Around that time, Marko got in touch with Café 16. The coffee shop is a social enterprise operated by the Centre For Youth Integration with CWS support. Roma teenagers and young adults—who face social discrimination and very few employment opportunities—can enroll in the Employment program. They receive on-the-job training to become servers and bartenders. This course was the start of a hopeful new chapter in Marko’s life.

Marko found a surrogate family at Café 16. He appreciated the structure that the program gave him, with daily commitments and shifts. He developed strong relationships with the other trainees and their program mentors. He trusted them, and they were there for him when he needed them.

Unfortunately, there have been plenty of moments when he needed them recently. Because of the COVID-19 pandemic, Marko lost the part-time catering job that he had that supplemented his shifts at Café 16. He also had to leave the home he shared with his girlfriend when her father became violent with him. In these dark moments, he turned to his family of friends at Café 16. They gave him emotional support as well as a home; he moved in with some of the other trainees. Marko eventually finished the CWS-supported course and even got the highest grades on the final exam.

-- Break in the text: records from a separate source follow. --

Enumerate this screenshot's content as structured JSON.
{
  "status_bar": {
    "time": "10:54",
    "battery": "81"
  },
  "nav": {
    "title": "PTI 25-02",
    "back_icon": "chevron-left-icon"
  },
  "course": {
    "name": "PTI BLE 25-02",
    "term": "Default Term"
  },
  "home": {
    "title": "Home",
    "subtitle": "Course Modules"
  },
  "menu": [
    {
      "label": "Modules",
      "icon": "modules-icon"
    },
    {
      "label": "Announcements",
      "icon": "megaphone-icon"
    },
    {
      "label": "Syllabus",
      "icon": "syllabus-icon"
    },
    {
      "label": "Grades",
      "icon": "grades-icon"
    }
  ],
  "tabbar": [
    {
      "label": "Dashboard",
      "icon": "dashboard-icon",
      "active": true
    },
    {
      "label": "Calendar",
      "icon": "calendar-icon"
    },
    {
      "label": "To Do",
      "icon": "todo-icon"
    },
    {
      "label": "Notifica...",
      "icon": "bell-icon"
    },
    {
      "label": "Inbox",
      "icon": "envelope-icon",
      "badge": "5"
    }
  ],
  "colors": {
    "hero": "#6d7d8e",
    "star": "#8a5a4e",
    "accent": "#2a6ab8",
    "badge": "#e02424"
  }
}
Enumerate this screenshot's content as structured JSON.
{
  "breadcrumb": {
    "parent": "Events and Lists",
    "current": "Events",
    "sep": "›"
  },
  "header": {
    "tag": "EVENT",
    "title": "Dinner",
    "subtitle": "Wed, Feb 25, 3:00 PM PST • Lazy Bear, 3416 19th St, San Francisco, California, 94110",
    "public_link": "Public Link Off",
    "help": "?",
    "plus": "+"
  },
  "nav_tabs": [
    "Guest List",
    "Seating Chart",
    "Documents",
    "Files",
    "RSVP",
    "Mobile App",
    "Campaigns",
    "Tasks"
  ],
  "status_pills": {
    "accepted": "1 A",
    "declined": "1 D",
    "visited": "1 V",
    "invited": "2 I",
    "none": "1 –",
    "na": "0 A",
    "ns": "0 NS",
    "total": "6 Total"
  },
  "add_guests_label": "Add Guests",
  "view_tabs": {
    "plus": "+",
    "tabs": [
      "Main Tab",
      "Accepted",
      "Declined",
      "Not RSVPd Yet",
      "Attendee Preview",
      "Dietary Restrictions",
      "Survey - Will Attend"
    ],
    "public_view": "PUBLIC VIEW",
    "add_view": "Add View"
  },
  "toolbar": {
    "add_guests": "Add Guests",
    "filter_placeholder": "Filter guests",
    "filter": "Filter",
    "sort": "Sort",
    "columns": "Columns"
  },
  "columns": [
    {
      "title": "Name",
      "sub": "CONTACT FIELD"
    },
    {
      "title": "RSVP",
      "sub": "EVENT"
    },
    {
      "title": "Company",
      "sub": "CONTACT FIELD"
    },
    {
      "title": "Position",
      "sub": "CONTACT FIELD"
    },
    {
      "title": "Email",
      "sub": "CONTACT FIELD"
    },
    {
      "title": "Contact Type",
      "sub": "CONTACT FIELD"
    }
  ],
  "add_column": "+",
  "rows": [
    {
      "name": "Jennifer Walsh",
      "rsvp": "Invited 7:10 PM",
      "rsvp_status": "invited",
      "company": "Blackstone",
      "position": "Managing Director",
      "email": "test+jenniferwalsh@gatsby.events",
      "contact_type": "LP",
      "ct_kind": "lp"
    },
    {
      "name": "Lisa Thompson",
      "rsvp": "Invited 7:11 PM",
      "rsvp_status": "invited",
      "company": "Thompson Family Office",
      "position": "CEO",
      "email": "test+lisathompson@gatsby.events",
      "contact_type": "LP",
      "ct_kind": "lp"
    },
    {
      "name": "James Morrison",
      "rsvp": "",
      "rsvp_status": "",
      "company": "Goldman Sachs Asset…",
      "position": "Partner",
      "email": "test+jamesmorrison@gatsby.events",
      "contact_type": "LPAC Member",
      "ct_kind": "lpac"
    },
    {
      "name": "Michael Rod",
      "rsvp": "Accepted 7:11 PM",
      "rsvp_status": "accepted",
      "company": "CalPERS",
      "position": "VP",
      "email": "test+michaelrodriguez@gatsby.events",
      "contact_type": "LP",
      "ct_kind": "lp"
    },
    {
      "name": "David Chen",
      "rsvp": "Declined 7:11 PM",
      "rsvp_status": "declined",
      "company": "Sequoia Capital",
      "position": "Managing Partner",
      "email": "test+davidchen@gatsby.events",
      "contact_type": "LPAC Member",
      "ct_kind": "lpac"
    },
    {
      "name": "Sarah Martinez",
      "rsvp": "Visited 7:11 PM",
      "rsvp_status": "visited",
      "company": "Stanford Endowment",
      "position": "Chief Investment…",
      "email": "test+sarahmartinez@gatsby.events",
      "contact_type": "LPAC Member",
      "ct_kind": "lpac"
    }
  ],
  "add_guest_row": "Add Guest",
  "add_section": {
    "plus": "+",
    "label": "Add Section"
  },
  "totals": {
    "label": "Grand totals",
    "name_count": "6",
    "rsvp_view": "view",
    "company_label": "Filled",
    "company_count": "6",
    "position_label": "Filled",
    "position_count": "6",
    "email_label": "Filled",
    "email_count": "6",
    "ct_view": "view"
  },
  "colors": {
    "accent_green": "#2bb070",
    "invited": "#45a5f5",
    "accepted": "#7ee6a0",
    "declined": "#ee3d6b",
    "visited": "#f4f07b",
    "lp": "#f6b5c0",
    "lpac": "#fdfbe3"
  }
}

Because of the pandemic, there were hardly any service industry job openings in Belgrade. His father’s family tried to make amends with him and invited him to live with them in a small town elsewhere in Serbia. But they wouldn’t allow Marko to live openly as a transgender man, so in the end he wound up returning to Belgrade. Once again, his friends and mentors at Café 16 were there to help. The program mentors helped him find a therapy program that specializes in supporting transgender people. He also restarted the process of legally changing his name. The team helped Marko get in touch with his birth mother, who now lived in Germany. She was ready to welcome Marko into her life there, and Marko eventually agreed to move.

Today, at age 20, Marko is with his mom in Germany. He found a job in a restaurant thanks to his certification and training at Café 16. He still talks to the Café 16 team regularly, who connect with him by phone or on social media. “The support and counselling I’ve received from my teachers and friends in the program mean so much and are truly empowering for me,” Marko says.

*Name changed to protect the identity of this young man.